How have journalists done this? Well, when journalists report in solidarity, in scenarios like the one we started with, it means that the story they write about your home or mine would begin with our firsthand observations, our insights, and our needs. Starting with us is an action aligned with recognizing, respecting, and representing our basic dignity by including our knowledge of our own lives and the pressing, often ongoing issues that affect them.

Usually when I speak about solidarity journalism, I avoid talking about myself — in part because I think what we really need to do is precisely what is about to happen, in the form of hearing from people who are on the ground, doing this type of reporting, as each of our panelists are engaged and committed to providing. But before I turn things over to our panel discussion, I thought I would take just a few minutes to situate myself so you know where I’m coming from in this work.

My ancestral home is in a place called Bihar, India. As you can probably guess from my very American accent, I grew up in Pennsylvania, but as many of you probably also know, our ancestral homes come with us wherever we may be. Bihar is a place that should be known for its poetry, for being the site of Buddha’s Enlightenment, for being a place of steadfast community, resourcefulness, joy — and, certainly, for being a place with plenty of struggles. Yet in most settings, if I admit to being from Bihar to people who have seen news coverage of Bihar, the only response I hear is immediately dehumanizing.

Here are just a few examples of real responses I’ve heard when people become aware of my ancestral home, including in university settings. “Bihar, really? But you speak so well, not like a Bihari.” “Bihar? Oh, ok, so you must be corrupt like everyone from Bihar.” “Bihar, now there’s a clear reason British colonial rule never should have ended.” These are real quotes, and none of the people who said these things have ever been to Bihar. So where are they getting these ideas of the place? Media narratives are often what they’ll point to as “evidence.” The reality, past and present, of Bihar is much more than the worst and most stigmatizing stereotypes about a place and its people. The same holds for places and people much geographically closer to where we are right now: so many dominant media narratives of places like Michigan, Texas, and Mississippi are barely a small sliver of the reality of these places and the people who constitute them. To be clear, news media may not have originated these narratives, but in many cases they have — in the name of “neutrality” — perpetuated, amplified, and reinforced misinformation about people experiencing injustice.

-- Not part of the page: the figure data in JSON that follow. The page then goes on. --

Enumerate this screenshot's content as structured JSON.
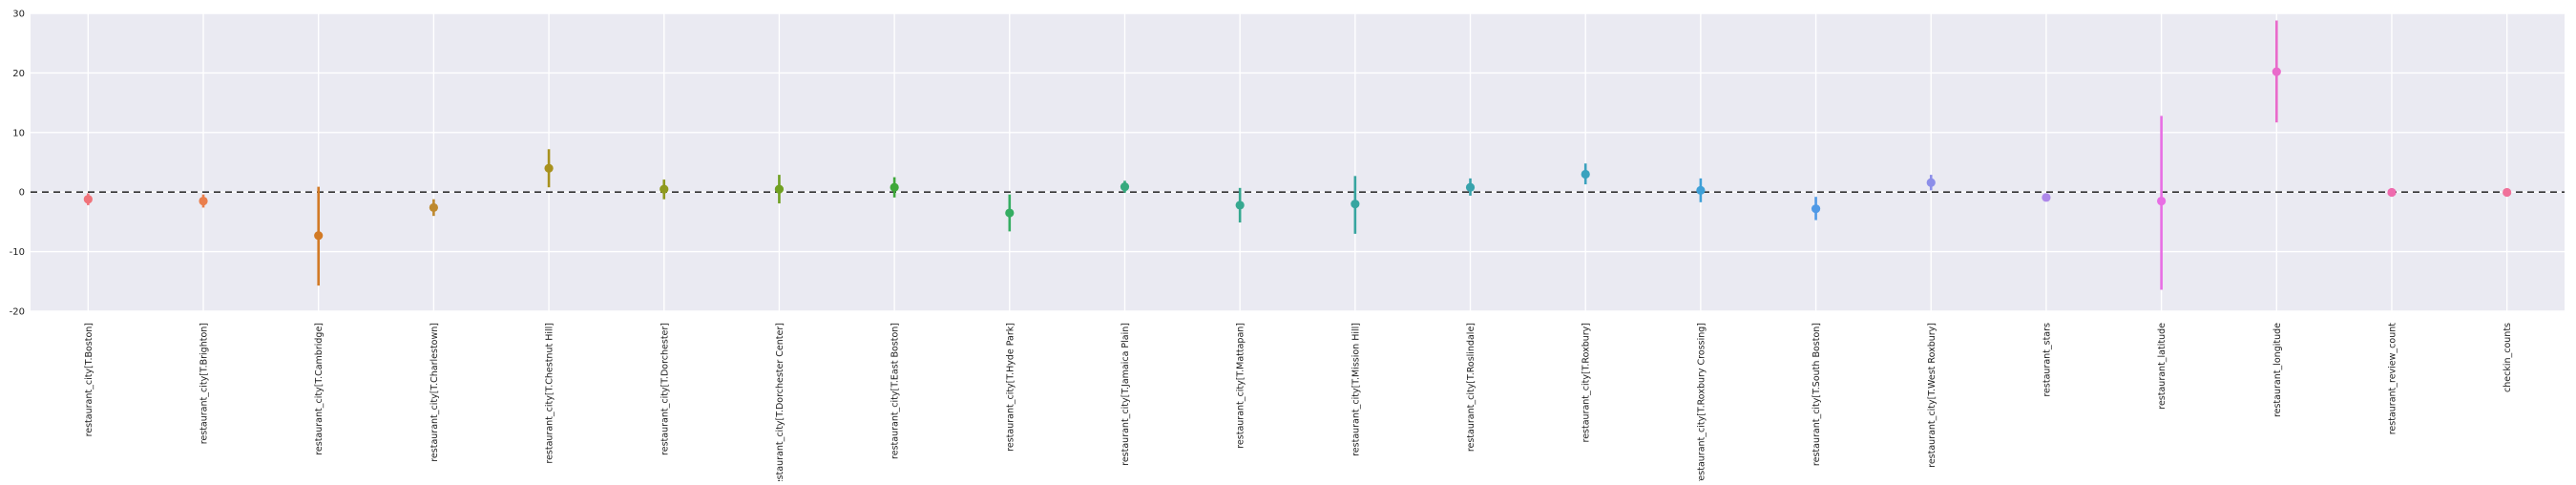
{
  "chart_data": {
    "type": "scatter",
    "subtype": "point-range",
    "title": "",
    "xlabel": "",
    "ylabel": "",
    "categories": [
      "restaurant_city[T.Boston]",
      "restaurant_city[T.Brighton]",
      "restaurant_city[T.Cambridge]",
      "restaurant_city[T.Charlestown]",
      "restaurant_city[T.Chestnut Hill]",
      "restaurant_city[T.Dorchester]",
      "restaurant_city[T.Dorchester Center]",
      "restaurant_city[T.East Boston]",
      "restaurant_city[T.Hyde Park]",
      "restaurant_city[T.Jamaica Plain]",
      "restaurant_city[T.Mattapan]",
      "restaurant_city[T.Mission Hill]",
      "restaurant_city[T.Roslindale]",
      "restaurant_city[T.Roxbury]",
      "restaurant_city[T.Roxbury Crossing]",
      "restaurant_city[T.South Boston]",
      "restaurant_city[T.West Roxbury]",
      "restaurant_stars",
      "restaurant_latitude",
      "restaurant_longitude",
      "restaurant_review_count",
      "checkin_counts"
    ],
    "values": [
      -1.2,
      -1.5,
      -7.3,
      -2.6,
      4.0,
      0.5,
      0.5,
      0.8,
      -3.5,
      0.9,
      -2.2,
      -2.0,
      0.8,
      3.0,
      0.3,
      -2.8,
      1.6,
      -0.9,
      -1.5,
      20.2,
      -0.05,
      -0.05
    ],
    "lower": [
      -2.2,
      -2.6,
      -15.7,
      -4.0,
      0.8,
      -1.2,
      -1.9,
      -0.9,
      -6.6,
      -0.1,
      -5.1,
      -7.0,
      -0.6,
      1.3,
      -1.7,
      -4.7,
      0.3,
      -1.5,
      -16.4,
      11.7,
      -0.25,
      -0.25
    ],
    "upper": [
      -0.2,
      -0.4,
      0.9,
      -1.2,
      7.2,
      2.1,
      2.9,
      2.5,
      -0.4,
      1.9,
      0.7,
      2.7,
      2.3,
      4.8,
      2.3,
      -0.8,
      2.9,
      -0.3,
      12.8,
      28.8,
      0.15,
      0.15
    ],
    "colors": [
      "#f0727a",
      "#ea7e4c",
      "#d27a26",
      "#be892e",
      "#a8911d",
      "#8f9a1f",
      "#70a021",
      "#3fa83a",
      "#35ad62",
      "#35aa7e",
      "#36a890",
      "#37a5a0",
      "#38a3ac",
      "#3aa2be",
      "#3fa0d7",
      "#4f99e6",
      "#8c8ee9",
      "#ae88ea",
      "#e86ee4",
      "#e96bcb",
      "#ef6bae",
      "#f0719a"
    ],
    "ylim": [
      -20,
      30
    ],
    "yticks": [
      -20,
      -10,
      0,
      10,
      20,
      30
    ],
    "reference_line": {
      "y": 0,
      "style": "dashed",
      "color": "#333333"
    },
    "grid": true,
    "legend": "none",
    "background": "#eaeaf2"
  }
}
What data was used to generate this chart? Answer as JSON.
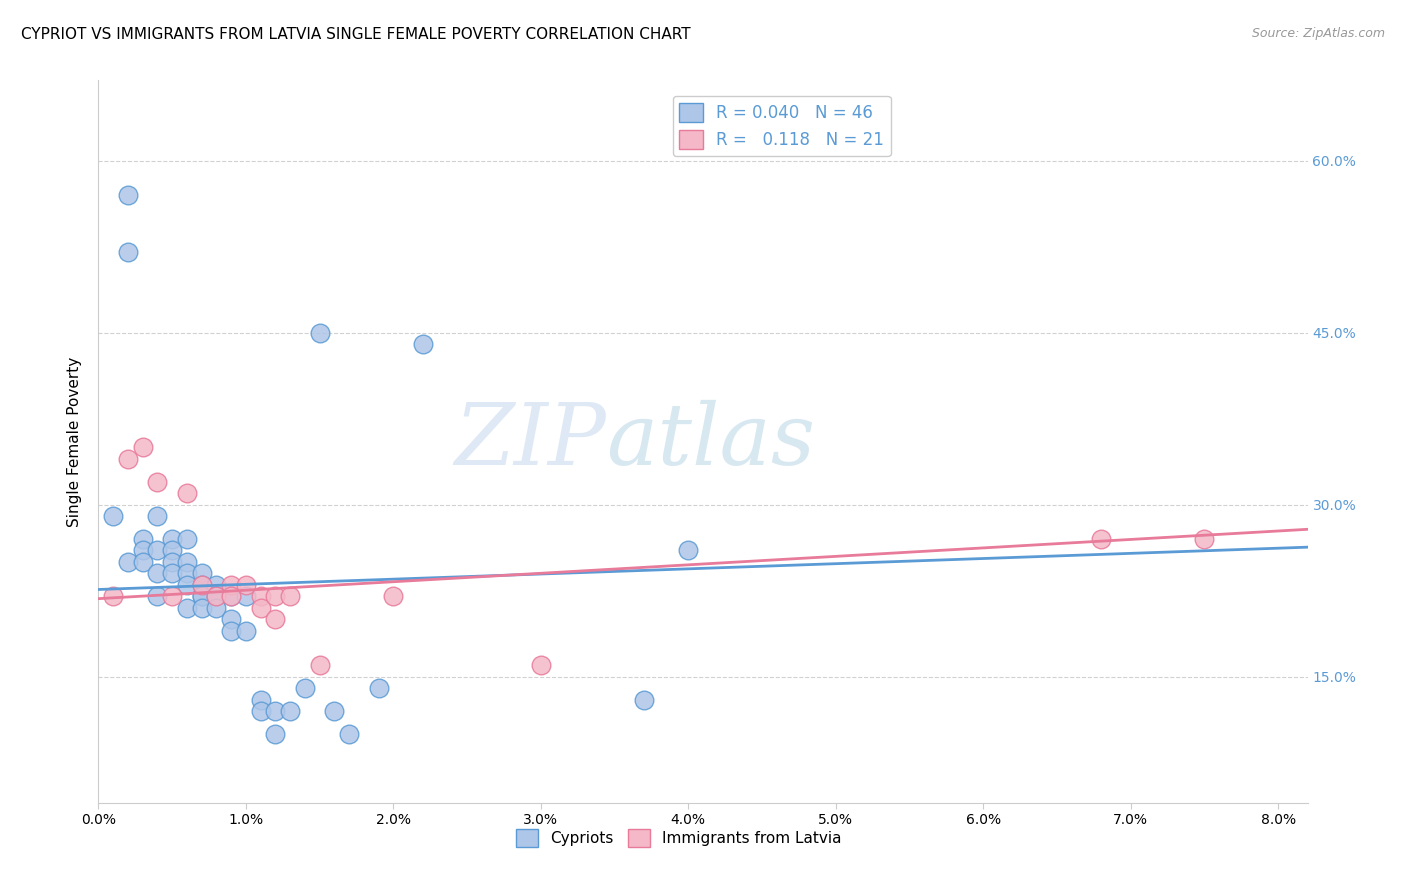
{
  "title": "CYPRIOT VS IMMIGRANTS FROM LATVIA SINGLE FEMALE POVERTY CORRELATION CHART",
  "source": "Source: ZipAtlas.com",
  "ylabel_label": "Single Female Poverty",
  "xlim": [
    0.0,
    0.082
  ],
  "ylim": [
    0.04,
    0.67
  ],
  "xticks": [
    0.0,
    0.01,
    0.02,
    0.03,
    0.04,
    0.05,
    0.06,
    0.07,
    0.08
  ],
  "xticklabels": [
    "0.0%",
    "1.0%",
    "2.0%",
    "3.0%",
    "4.0%",
    "5.0%",
    "6.0%",
    "7.0%",
    "8.0%"
  ],
  "yticks": [
    0.15,
    0.3,
    0.45,
    0.6
  ],
  "yticklabels": [
    "15.0%",
    "30.0%",
    "45.0%",
    "60.0%"
  ],
  "watermark1": "ZIP",
  "watermark2": "atlas",
  "blue_color": "#aec6e8",
  "blue_edge": "#5b9bd5",
  "pink_color": "#f4b8c8",
  "pink_edge": "#e87a9a",
  "blue_line": "#5b9bd5",
  "pink_line": "#e87a9a",
  "grid_color": "#cccccc",
  "cypriot_x": [
    0.001,
    0.002,
    0.002,
    0.002,
    0.003,
    0.003,
    0.003,
    0.004,
    0.004,
    0.004,
    0.004,
    0.005,
    0.005,
    0.005,
    0.005,
    0.006,
    0.006,
    0.006,
    0.006,
    0.006,
    0.007,
    0.007,
    0.007,
    0.007,
    0.007,
    0.008,
    0.008,
    0.008,
    0.009,
    0.009,
    0.009,
    0.01,
    0.01,
    0.011,
    0.011,
    0.012,
    0.012,
    0.013,
    0.014,
    0.015,
    0.016,
    0.017,
    0.019,
    0.022,
    0.037,
    0.04
  ],
  "cypriot_y": [
    0.29,
    0.57,
    0.52,
    0.25,
    0.27,
    0.26,
    0.25,
    0.29,
    0.26,
    0.24,
    0.22,
    0.27,
    0.26,
    0.25,
    0.24,
    0.27,
    0.25,
    0.24,
    0.23,
    0.21,
    0.24,
    0.23,
    0.22,
    0.22,
    0.21,
    0.23,
    0.22,
    0.21,
    0.22,
    0.2,
    0.19,
    0.22,
    0.19,
    0.13,
    0.12,
    0.12,
    0.1,
    0.12,
    0.14,
    0.45,
    0.12,
    0.1,
    0.14,
    0.44,
    0.13,
    0.26
  ],
  "latvia_x": [
    0.001,
    0.002,
    0.003,
    0.004,
    0.005,
    0.006,
    0.007,
    0.008,
    0.009,
    0.009,
    0.01,
    0.011,
    0.011,
    0.012,
    0.012,
    0.013,
    0.015,
    0.02,
    0.03,
    0.068,
    0.075
  ],
  "latvia_y": [
    0.22,
    0.34,
    0.35,
    0.32,
    0.22,
    0.31,
    0.23,
    0.22,
    0.23,
    0.22,
    0.23,
    0.22,
    0.21,
    0.22,
    0.2,
    0.22,
    0.16,
    0.22,
    0.16,
    0.27,
    0.27
  ],
  "cypriot_label": "Cypriots",
  "latvia_label": "Immigrants from Latvia",
  "legend_r1": "R = 0.040   N = 46",
  "legend_r2": "R =   0.118   N = 21",
  "r1_color": "#5b9bd5",
  "r2_color": "#5b9bd5"
}
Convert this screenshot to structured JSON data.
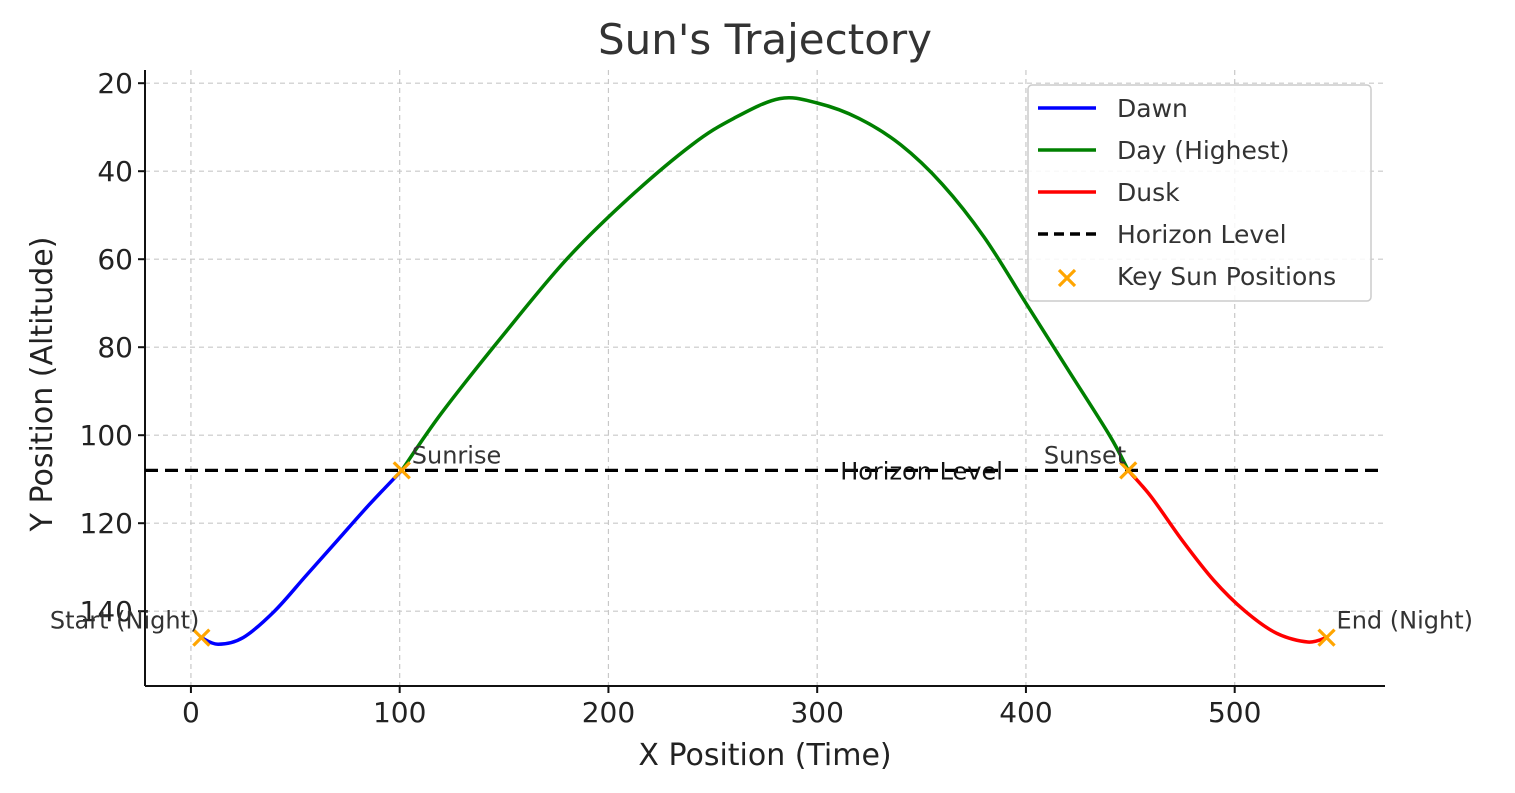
{
  "chart_data": {
    "type": "line",
    "title": "Sun's Trajectory",
    "xlabel": "X Position (Time)",
    "ylabel": "Y Position (Altitude)",
    "xlim": [
      -22,
      572
    ],
    "ylim": [
      17,
      157
    ],
    "y_inverted": true,
    "grid": true,
    "legend_position": "top-right",
    "xticks": [
      0,
      100,
      200,
      300,
      400,
      500
    ],
    "yticks": [
      20,
      40,
      60,
      80,
      100,
      120,
      140
    ],
    "colors": {
      "dawn": "#0000ff",
      "day": "#008000",
      "dusk": "#ff0000",
      "horizon": "#000000",
      "marker": "#ffa500"
    },
    "series": [
      {
        "name": "Dawn",
        "color": "#0000ff",
        "x": [
          5,
          13,
          25,
          40,
          55,
          70,
          85,
          101
        ],
        "y": [
          146,
          147.5,
          146,
          140,
          132,
          124,
          116,
          108
        ]
      },
      {
        "name": "Day (Highest)",
        "color": "#008000",
        "x": [
          101,
          120,
          150,
          180,
          210,
          240,
          260,
          282,
          300,
          320,
          340,
          360,
          380,
          400,
          420,
          440,
          449
        ],
        "y": [
          108,
          95,
          77,
          60,
          46,
          34,
          28,
          23.5,
          24.5,
          28,
          34,
          43,
          55,
          70,
          85,
          100,
          108
        ]
      },
      {
        "name": "Dusk",
        "color": "#ff0000",
        "x": [
          449,
          460,
          475,
          490,
          505,
          520,
          535,
          544
        ],
        "y": [
          108,
          114,
          124,
          133,
          140,
          145,
          147,
          146
        ]
      },
      {
        "name": "Horizon Level",
        "color": "#000000",
        "dashed": true,
        "x": [
          -22,
          572
        ],
        "y": [
          108,
          108
        ]
      },
      {
        "name": "Key Sun Positions",
        "color": "#ffa500",
        "marker": "x",
        "x": [
          5,
          101,
          449,
          544
        ],
        "y": [
          146,
          108,
          108,
          146
        ]
      }
    ],
    "annotations": [
      {
        "text": "Start (Night)",
        "x": 5,
        "y": 146
      },
      {
        "text": "Sunrise",
        "x": 101,
        "y": 108
      },
      {
        "text": "Sunset",
        "x": 449,
        "y": 108
      },
      {
        "text": "End (Night)",
        "x": 544,
        "y": 146
      },
      {
        "text": "Horizon Level",
        "x": 350,
        "y": 108
      }
    ]
  }
}
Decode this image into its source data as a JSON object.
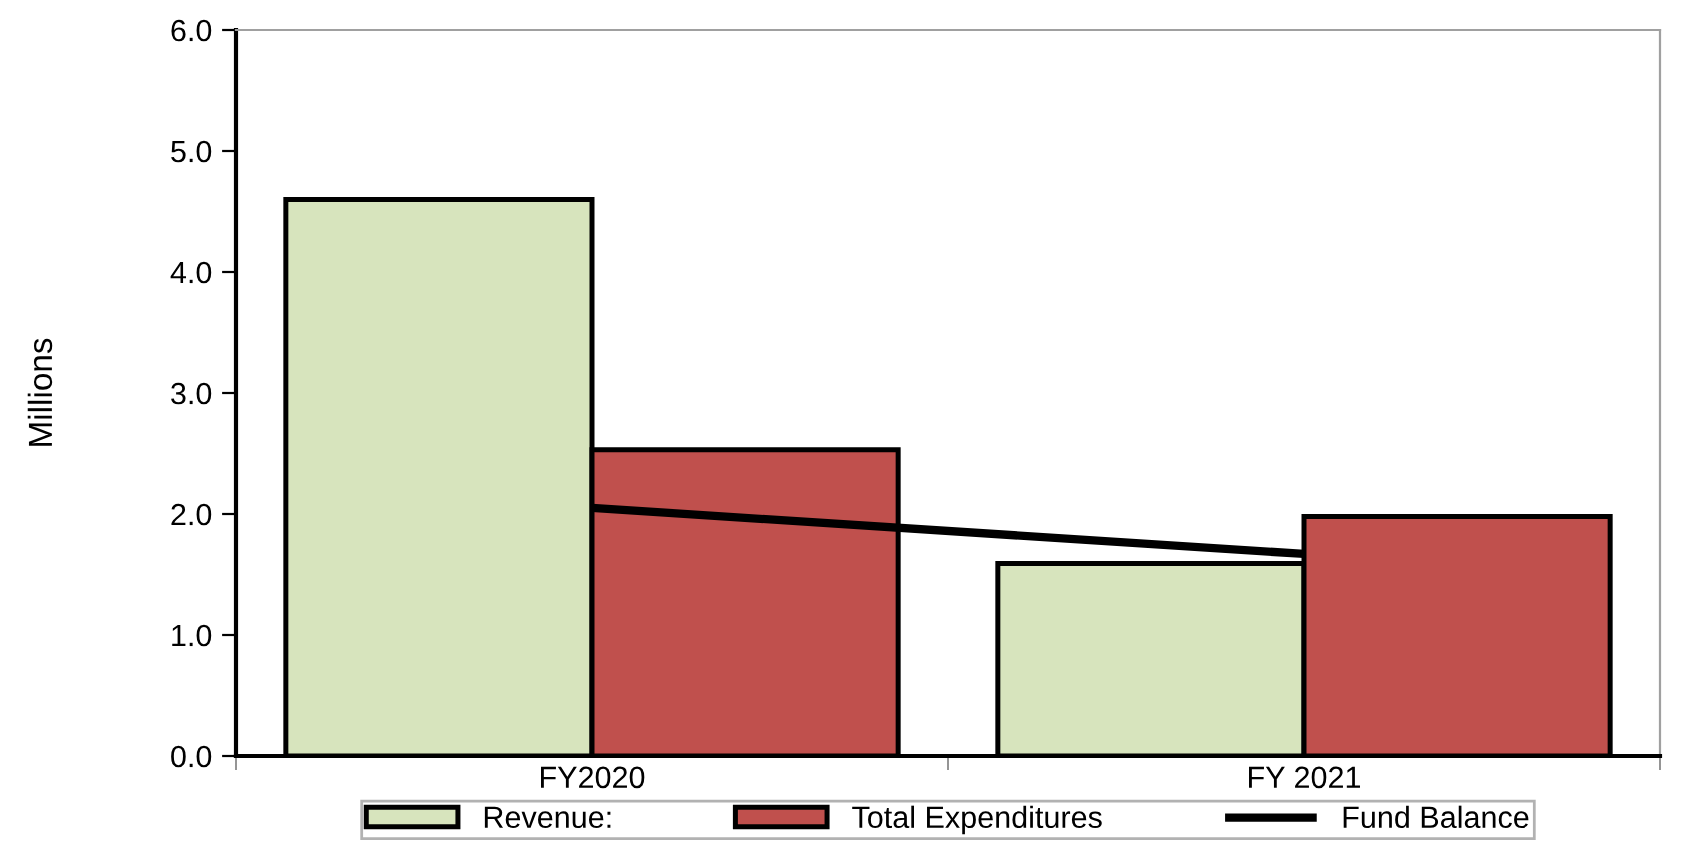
{
  "chart_data": {
    "type": "bar",
    "ylabel": "Millions",
    "categories": [
      "FY2020",
      "FY 2021"
    ],
    "series": [
      {
        "name": "Revenue:",
        "color": "#d7e4bd",
        "values": [
          4.6,
          1.59
        ]
      },
      {
        "name": "Total Expenditures",
        "color": "#c0504d",
        "values": [
          2.53,
          1.98
        ]
      },
      {
        "name": "Fund Balance",
        "type": "line",
        "color": "#000000",
        "values": [
          2.05,
          1.67
        ]
      }
    ],
    "ylim": [
      0,
      6
    ],
    "yticks": [
      {
        "value": 0,
        "label": "0.0"
      },
      {
        "value": 1,
        "label": "1.0"
      },
      {
        "value": 2,
        "label": "2.0"
      },
      {
        "value": 3,
        "label": "3.0"
      },
      {
        "value": 4,
        "label": "4.0"
      },
      {
        "value": 5,
        "label": "5.0"
      },
      {
        "value": 6,
        "label": "6.0"
      }
    ],
    "grid": false,
    "legend": "bottom"
  }
}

In closing, the point of solidarity journalism is not to ignore or sugarcoat the ongoing struggles that people experience in places as close as Toronto and as far away as Bihar — but instead to do it all justice, by starting with the sources who know and can therefore speak truth. Solidarity journalism unapologetically prioritizes people impacted and holds space for people to speak on their own terms about what is happening, what it means, and how it could change for the better. People are fighting for better, even as we speak today. Journalism’s ethical obligation is to represent the truth of their fight. Thank you very much.